Kaleeba founded the group TASO to help people living with HIV, the AIDS virus. She did so after her husband fell ill and died of AIDS in 1986 – a time when little was known about the disease. She later worked for UNAIDS for 10 years. Kaleeba spoke to VOA English to Africa Service reporter Joe De Capua and reflects on the long battle against the disease.

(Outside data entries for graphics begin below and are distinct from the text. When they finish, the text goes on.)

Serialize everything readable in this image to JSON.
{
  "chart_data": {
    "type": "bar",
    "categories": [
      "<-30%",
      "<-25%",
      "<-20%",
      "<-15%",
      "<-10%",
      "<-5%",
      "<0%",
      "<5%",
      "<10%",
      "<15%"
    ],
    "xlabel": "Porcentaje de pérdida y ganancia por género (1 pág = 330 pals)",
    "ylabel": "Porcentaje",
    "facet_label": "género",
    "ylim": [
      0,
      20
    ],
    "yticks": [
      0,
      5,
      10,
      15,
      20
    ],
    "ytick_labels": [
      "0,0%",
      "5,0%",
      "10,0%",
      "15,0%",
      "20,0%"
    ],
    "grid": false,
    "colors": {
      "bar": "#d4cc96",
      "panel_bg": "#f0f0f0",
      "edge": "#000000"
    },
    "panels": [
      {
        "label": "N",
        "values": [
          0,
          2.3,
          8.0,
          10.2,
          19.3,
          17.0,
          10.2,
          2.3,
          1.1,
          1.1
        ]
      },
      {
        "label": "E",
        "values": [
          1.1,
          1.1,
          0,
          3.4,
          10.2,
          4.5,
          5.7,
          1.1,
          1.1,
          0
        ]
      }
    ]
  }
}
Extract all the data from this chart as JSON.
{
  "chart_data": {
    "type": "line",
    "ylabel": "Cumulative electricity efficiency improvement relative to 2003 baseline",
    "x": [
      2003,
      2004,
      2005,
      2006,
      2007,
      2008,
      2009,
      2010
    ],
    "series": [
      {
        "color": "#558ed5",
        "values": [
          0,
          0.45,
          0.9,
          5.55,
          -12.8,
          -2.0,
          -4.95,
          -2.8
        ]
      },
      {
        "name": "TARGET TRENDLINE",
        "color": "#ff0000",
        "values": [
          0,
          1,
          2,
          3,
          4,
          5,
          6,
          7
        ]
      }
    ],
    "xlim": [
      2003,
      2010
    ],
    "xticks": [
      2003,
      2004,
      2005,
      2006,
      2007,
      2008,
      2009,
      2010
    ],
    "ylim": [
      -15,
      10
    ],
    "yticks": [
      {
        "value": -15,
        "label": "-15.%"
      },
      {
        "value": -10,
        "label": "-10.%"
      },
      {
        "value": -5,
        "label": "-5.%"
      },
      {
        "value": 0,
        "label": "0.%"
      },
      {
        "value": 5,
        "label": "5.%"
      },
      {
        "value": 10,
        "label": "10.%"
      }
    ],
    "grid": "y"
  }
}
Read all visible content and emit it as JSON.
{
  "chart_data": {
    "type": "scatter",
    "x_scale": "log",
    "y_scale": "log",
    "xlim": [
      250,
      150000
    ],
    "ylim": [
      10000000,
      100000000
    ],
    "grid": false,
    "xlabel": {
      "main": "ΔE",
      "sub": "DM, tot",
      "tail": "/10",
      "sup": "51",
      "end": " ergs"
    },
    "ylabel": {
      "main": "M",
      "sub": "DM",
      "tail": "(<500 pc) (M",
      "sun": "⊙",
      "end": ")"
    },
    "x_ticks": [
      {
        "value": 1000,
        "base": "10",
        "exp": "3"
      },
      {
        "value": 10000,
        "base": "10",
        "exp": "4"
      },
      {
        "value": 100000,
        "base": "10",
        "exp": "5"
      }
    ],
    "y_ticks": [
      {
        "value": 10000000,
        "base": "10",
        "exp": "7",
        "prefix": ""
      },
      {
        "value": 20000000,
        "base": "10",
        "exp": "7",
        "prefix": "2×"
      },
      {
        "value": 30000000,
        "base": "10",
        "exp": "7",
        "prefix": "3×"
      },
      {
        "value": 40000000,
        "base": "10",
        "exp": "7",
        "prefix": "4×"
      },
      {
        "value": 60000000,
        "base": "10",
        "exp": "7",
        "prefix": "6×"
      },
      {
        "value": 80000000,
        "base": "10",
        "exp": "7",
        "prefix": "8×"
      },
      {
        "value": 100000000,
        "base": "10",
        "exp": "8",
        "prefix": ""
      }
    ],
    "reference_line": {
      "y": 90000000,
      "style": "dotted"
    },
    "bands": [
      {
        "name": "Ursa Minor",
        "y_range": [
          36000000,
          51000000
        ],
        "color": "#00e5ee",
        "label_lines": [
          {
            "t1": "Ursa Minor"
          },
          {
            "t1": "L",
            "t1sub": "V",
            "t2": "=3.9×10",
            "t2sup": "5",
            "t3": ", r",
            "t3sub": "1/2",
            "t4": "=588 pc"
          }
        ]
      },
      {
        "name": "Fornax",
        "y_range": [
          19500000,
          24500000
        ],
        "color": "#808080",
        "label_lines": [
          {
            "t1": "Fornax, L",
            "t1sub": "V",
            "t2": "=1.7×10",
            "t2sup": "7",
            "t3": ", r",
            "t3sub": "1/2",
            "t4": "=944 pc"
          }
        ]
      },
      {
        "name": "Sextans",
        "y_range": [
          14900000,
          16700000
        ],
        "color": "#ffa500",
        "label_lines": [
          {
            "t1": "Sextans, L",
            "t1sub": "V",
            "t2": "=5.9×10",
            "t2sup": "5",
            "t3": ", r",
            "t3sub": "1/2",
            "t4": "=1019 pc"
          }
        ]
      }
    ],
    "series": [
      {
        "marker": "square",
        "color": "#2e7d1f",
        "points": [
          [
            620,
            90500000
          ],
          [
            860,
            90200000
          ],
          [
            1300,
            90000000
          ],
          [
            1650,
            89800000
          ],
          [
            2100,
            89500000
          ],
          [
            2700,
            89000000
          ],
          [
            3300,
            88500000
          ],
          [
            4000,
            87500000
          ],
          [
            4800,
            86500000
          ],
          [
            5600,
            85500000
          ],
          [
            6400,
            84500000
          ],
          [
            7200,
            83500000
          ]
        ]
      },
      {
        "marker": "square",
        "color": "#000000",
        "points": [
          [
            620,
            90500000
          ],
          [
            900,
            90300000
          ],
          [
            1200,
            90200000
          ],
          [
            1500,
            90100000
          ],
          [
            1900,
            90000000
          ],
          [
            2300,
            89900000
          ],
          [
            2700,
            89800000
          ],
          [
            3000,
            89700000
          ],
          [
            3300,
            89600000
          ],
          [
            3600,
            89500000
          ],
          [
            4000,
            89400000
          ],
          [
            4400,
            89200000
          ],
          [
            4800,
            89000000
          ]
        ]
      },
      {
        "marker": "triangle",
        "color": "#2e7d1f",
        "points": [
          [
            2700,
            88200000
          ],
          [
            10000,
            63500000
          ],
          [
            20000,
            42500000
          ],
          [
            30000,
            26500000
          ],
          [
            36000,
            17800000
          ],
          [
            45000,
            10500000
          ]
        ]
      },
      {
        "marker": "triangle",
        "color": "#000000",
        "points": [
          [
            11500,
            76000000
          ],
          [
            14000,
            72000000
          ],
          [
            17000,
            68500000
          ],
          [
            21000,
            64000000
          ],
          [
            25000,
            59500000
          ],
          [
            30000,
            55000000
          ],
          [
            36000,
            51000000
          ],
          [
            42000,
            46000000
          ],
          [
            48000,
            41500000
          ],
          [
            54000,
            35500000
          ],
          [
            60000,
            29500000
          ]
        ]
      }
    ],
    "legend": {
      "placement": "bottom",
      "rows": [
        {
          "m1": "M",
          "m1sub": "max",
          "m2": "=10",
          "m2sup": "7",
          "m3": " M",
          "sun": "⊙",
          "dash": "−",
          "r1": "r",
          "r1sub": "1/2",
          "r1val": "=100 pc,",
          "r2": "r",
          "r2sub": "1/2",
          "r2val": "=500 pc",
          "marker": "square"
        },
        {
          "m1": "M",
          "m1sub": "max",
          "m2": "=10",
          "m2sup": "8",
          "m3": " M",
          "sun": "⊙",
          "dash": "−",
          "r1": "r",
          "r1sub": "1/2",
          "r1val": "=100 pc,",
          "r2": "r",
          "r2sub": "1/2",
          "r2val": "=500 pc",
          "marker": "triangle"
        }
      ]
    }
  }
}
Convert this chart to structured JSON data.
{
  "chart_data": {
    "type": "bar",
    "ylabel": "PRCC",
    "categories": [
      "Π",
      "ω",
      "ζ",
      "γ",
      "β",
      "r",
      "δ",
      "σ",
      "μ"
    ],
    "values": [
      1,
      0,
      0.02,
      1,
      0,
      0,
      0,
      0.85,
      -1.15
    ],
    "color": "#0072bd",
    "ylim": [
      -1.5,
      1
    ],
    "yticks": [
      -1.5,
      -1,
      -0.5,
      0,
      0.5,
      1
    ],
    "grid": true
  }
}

“I keep looking back and I say if we didn’t know today that AIDS is caused by a virus…and this is how it is transmitted and this is how it doesn’t get transmitted, I think we would have been that much worse off if we didn’t know. But the fact that we knew from the beginning that it’s caused by a virus and you don’t catch it by casual means, I think helped a lot. Because if you look at the stigma, if HIV had been like SARS, I think the stigma would have been worse. And the situation of people who are infected would have been really, really much, much worse than it has been if the virus was transmissible through air or through casual transmission.”

Although Kaleeba says the response was not adequate in the beginning, she’s satisfied that at least it was a global response. “If we hadn’t looked at AIDS as a global pandemic, parts of the world which have been hard hit, like Africa, would have been very isolated.”

On the quarter-century mark of the pandemic, she says, “My emotions at the moment are mixed. I am excited with regard to how far we have come. But I’m also daunted by realizing how much farther we have to go.”

Kaleeba stresses the need to concentrate more efforts on helping and treatment women, who make up most of the HIV infections.